Deutsche Rheuma-Liga: 50 Jahre in Bewegung Aktiv in der Politik für sich und andere

Veröffentlicht am 30.11.2020 12:45 von Redaktion rehanews24

Die Deutsche Rheuma-Liga feiert ihr 50-jähriges Bestehen. Mit der Veröffentlichung des dritten Jubiläumsfilmes “Engagement für sich und andere” weist der Verband auf seine erfolgreiche politische Arbeit hin. “Wir als Rheuma-Liga sind in der Politik sehr aktiv – schreiben Stellungnahmen zu Gesetzesvorhaben und machen Termine mit Politikern -, damit sich die Gesetze im Sinne der Patienten verändern. Dabei ist es für uns wichtig, dass bei der politischen Interessenvertretung die Betroffenen selbst den Politikern ihre Anliegen nahe bringen. Unsere Arbeit ist davon gekennzeichnet, dass der Verband selbst Betroffene in der Vertretung der Interessen aller Rheumakranken unterstützt und Schulungen dafür anbietet”, sagt Marion Rink, die Vizepräsidentin der Deutschen Rheuma-Liga. Der Verband engagiert sich in der Gesundheits- und Sozialpolitik, um die Interessen der 17 Millionen chronisch rheumakranken Menschen in Deutschland wirksam zu vertreten. Die Ziele waren und sind: die Verbesserung der medizinischen Versorgung, die soziale Sicherung und Teilhabe am Leben in der Gesellschaft der Betroffenen, die Erweiterung der Patientenrechte.

Die Rheuma-Liga bezieht politisch Stellung
Weder in den Gründungsjahren noch heute ist es selbstverständlich, dass Rheumabetroffene die bestmögliche Therapie erhalten. Umso wichtiger war und ist der politische Einsatz der Rheuma-Liga. Sie erreichte in den 1970ern, dass sich der Bundestag erstmals mit der Situation Rheumabetroffener beschäftigte. “Die Bundesregierung ließ 1980 dann einen Rheumabericht erstellen. Er war die Grundlage zur Verbesserung der Versorgung. Unter anderem wurden Modellprojekte zur wohnortnahen Versorgung durchgeführt und später die regionalen Rheumazentren aufgebaut”, erklärt Ursula Faubel, Geschäftsführerin der Deutschen Rheuma-Liga. Ein Erfolg aus der jüngeren Geschichte waren die Verhandlungen zur Bedarfsplanung im G-BA. Mit dieser Planung wird der Versorgungsbedarf für alle Facharztgruppen und Regionen festgelegt.
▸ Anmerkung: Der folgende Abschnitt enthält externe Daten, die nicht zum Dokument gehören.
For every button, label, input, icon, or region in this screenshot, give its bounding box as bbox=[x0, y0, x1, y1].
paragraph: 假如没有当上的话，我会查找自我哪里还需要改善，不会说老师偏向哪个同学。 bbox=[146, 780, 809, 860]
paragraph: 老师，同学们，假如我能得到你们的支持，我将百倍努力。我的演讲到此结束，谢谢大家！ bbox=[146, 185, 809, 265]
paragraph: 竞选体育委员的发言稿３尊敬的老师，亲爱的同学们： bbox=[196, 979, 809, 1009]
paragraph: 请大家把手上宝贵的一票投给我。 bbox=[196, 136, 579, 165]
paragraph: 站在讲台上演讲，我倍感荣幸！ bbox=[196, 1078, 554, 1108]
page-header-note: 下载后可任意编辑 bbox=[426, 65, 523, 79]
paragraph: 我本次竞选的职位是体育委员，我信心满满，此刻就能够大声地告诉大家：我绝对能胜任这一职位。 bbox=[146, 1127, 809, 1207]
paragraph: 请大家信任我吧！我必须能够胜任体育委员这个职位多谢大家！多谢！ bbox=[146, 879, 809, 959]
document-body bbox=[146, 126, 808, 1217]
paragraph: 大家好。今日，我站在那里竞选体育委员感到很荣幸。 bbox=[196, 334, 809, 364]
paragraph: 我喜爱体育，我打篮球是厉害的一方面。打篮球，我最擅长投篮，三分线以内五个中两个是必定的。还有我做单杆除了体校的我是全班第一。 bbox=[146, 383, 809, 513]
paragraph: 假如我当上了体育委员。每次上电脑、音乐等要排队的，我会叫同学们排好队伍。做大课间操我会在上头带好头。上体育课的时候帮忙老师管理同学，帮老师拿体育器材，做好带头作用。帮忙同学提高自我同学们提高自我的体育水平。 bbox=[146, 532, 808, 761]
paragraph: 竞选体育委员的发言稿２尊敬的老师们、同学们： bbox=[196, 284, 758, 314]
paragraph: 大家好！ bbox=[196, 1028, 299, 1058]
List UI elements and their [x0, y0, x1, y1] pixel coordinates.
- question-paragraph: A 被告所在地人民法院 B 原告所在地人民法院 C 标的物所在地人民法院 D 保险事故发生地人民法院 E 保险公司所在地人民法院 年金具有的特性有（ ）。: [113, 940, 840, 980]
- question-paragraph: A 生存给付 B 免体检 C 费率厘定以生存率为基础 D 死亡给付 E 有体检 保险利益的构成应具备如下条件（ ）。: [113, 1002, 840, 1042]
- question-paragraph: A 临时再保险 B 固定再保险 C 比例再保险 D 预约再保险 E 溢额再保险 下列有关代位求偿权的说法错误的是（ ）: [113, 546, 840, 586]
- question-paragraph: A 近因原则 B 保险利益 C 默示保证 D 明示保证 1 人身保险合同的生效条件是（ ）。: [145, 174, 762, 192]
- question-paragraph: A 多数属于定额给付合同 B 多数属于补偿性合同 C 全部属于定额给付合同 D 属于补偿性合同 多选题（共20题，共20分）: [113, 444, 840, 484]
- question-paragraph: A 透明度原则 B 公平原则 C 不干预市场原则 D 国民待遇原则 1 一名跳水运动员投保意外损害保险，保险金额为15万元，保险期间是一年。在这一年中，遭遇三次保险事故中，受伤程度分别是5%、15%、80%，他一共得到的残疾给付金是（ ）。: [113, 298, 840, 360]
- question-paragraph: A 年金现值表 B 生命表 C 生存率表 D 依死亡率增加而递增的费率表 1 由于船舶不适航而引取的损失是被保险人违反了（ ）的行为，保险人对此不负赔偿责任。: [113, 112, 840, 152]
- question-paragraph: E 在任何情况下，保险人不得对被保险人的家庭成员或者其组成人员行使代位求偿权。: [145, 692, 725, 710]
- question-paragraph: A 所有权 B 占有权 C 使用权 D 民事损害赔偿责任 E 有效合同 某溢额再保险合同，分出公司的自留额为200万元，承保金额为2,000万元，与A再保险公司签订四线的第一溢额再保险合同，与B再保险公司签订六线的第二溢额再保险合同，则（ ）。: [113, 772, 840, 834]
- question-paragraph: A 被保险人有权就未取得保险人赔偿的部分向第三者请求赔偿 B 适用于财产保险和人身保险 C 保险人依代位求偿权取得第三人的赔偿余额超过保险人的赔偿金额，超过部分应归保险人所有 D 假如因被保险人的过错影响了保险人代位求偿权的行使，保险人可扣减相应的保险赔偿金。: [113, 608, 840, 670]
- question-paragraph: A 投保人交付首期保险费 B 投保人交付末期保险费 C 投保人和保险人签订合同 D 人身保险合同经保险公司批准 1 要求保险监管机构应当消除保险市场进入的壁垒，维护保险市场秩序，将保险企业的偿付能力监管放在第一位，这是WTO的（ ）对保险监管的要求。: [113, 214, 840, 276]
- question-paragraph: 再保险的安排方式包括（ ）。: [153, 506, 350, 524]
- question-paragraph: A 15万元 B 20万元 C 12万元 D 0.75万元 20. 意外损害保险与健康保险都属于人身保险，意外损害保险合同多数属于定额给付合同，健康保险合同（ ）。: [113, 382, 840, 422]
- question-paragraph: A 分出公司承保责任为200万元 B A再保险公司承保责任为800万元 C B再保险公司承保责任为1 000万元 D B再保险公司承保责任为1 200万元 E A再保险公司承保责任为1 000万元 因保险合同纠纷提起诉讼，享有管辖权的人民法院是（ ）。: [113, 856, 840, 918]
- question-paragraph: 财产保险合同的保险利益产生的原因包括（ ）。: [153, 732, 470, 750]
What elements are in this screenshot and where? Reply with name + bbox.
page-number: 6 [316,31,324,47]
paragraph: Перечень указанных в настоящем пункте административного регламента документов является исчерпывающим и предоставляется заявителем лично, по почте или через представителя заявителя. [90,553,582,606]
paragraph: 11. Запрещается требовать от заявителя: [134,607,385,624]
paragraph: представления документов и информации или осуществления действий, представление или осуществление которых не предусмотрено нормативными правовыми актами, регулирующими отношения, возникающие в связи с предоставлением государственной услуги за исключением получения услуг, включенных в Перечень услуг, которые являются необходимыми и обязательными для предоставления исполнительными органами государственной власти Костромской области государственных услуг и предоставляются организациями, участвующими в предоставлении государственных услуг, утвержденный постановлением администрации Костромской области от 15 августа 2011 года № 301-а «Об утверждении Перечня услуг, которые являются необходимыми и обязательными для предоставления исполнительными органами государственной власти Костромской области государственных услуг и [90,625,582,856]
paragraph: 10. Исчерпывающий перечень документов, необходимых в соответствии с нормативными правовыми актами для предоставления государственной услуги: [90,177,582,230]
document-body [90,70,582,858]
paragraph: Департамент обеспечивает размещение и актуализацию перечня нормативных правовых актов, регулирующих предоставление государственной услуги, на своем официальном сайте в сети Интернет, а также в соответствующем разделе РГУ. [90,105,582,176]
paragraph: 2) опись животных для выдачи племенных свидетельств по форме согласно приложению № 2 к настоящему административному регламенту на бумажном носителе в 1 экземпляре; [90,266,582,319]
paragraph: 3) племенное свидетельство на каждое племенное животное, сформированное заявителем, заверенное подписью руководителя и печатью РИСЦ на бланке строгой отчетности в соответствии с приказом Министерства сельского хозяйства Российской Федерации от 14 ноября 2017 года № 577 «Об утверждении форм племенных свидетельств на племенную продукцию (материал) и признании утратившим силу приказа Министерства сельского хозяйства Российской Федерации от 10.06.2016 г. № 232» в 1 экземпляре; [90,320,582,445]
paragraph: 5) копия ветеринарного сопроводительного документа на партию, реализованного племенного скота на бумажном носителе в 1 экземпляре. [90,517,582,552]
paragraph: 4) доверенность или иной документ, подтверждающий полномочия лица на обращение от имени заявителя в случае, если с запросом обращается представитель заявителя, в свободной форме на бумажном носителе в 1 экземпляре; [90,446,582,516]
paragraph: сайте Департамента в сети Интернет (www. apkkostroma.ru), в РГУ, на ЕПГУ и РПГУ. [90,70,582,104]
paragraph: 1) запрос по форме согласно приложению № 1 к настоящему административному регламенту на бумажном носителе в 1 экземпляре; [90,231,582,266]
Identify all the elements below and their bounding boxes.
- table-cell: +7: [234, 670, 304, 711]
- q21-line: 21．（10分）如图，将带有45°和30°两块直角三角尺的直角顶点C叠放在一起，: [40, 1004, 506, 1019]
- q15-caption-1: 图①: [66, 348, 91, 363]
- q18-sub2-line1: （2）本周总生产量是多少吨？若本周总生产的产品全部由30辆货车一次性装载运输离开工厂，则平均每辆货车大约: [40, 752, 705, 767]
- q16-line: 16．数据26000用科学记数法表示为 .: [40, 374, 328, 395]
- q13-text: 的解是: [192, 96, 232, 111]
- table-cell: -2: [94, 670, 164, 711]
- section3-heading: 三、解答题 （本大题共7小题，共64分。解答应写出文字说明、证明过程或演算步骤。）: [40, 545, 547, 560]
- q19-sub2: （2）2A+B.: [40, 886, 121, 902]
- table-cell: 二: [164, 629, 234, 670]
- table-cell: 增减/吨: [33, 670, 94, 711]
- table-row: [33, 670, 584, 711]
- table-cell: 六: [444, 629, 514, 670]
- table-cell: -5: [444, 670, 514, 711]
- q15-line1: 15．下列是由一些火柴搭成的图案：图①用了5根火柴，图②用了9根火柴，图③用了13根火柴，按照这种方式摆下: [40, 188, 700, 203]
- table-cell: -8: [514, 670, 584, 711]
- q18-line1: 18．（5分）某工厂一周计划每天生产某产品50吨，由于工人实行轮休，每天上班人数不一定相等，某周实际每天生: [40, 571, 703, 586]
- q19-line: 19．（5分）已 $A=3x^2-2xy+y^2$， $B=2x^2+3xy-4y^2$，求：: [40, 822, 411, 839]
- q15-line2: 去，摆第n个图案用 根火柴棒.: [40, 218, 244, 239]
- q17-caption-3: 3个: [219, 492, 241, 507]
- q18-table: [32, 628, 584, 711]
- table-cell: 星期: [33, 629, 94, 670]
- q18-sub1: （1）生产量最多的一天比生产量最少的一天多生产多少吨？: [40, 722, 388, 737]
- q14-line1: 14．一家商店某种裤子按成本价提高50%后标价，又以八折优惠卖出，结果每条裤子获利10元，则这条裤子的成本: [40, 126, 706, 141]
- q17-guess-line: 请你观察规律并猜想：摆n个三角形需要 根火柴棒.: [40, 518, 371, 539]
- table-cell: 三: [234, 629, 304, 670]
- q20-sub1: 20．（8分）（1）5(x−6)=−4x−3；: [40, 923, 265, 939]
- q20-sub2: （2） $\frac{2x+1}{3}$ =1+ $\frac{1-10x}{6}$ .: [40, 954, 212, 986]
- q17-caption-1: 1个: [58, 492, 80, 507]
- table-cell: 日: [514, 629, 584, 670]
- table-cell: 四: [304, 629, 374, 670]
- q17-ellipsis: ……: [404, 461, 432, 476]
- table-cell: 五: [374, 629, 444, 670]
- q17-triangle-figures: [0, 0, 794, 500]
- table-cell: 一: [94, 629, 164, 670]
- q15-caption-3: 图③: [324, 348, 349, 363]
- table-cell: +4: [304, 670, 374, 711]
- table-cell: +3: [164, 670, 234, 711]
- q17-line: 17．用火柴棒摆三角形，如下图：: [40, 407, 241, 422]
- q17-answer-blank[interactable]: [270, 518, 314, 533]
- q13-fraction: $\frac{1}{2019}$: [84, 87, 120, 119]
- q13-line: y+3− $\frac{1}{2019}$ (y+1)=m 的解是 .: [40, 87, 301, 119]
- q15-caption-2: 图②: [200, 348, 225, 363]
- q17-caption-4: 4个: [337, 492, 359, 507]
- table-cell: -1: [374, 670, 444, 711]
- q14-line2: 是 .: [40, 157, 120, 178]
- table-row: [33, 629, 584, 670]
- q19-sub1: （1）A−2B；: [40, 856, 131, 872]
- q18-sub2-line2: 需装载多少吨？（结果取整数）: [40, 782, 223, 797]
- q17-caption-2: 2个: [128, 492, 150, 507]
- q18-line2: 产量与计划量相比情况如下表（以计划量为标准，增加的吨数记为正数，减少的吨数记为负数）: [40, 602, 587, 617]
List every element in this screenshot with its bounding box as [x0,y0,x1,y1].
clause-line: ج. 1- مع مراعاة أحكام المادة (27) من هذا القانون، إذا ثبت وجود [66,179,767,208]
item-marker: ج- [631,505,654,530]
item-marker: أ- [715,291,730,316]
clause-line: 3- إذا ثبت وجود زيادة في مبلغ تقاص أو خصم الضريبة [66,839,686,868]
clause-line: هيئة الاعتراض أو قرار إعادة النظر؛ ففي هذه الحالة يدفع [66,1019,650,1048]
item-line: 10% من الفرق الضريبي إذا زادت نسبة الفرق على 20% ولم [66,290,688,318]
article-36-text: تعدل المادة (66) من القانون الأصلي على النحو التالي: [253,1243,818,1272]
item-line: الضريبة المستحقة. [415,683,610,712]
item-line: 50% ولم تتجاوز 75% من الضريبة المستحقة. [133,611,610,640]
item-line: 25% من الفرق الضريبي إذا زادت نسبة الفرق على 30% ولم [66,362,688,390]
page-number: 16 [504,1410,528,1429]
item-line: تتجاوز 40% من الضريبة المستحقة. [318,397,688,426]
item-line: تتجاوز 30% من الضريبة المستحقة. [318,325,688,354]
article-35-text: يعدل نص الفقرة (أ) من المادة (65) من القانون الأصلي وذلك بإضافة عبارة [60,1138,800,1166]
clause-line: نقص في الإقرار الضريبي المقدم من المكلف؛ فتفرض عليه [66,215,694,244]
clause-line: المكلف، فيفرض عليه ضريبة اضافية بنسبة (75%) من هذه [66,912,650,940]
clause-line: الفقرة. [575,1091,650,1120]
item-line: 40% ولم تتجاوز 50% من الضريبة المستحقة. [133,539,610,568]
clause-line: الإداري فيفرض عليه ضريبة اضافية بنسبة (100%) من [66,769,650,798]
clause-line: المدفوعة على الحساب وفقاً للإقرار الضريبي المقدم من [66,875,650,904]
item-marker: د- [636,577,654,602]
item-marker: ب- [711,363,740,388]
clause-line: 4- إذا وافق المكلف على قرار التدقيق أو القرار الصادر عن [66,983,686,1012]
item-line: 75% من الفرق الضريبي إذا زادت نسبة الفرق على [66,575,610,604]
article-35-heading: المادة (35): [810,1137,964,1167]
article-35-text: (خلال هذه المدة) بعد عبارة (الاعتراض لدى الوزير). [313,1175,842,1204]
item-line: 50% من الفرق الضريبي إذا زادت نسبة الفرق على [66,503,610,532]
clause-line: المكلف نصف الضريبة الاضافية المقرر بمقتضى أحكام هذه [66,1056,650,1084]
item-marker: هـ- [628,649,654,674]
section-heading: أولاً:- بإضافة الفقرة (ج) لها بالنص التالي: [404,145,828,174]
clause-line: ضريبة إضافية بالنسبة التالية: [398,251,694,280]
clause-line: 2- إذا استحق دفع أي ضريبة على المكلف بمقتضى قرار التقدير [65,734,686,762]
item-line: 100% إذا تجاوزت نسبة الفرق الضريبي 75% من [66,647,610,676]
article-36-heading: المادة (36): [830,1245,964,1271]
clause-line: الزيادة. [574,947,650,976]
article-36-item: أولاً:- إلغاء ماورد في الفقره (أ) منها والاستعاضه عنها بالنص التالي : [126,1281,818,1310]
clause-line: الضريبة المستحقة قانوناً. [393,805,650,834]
Die Rheuma-Liga hat hier über viele Jahre konsequent auf den Mangel an Rheumatologen aufmerksam gemacht, den die Deutsche Gesellschaft für Rheumatologie e.V. im niedergelassenen Bereich mit 600 fehlenden Rheumatologen beziffert. Bei der Neufassung der Bedarfsplanungsrichtlinie wurde erreicht, dass sich rund 100 zusätzliche Rheumatologen niederlassen dürfen.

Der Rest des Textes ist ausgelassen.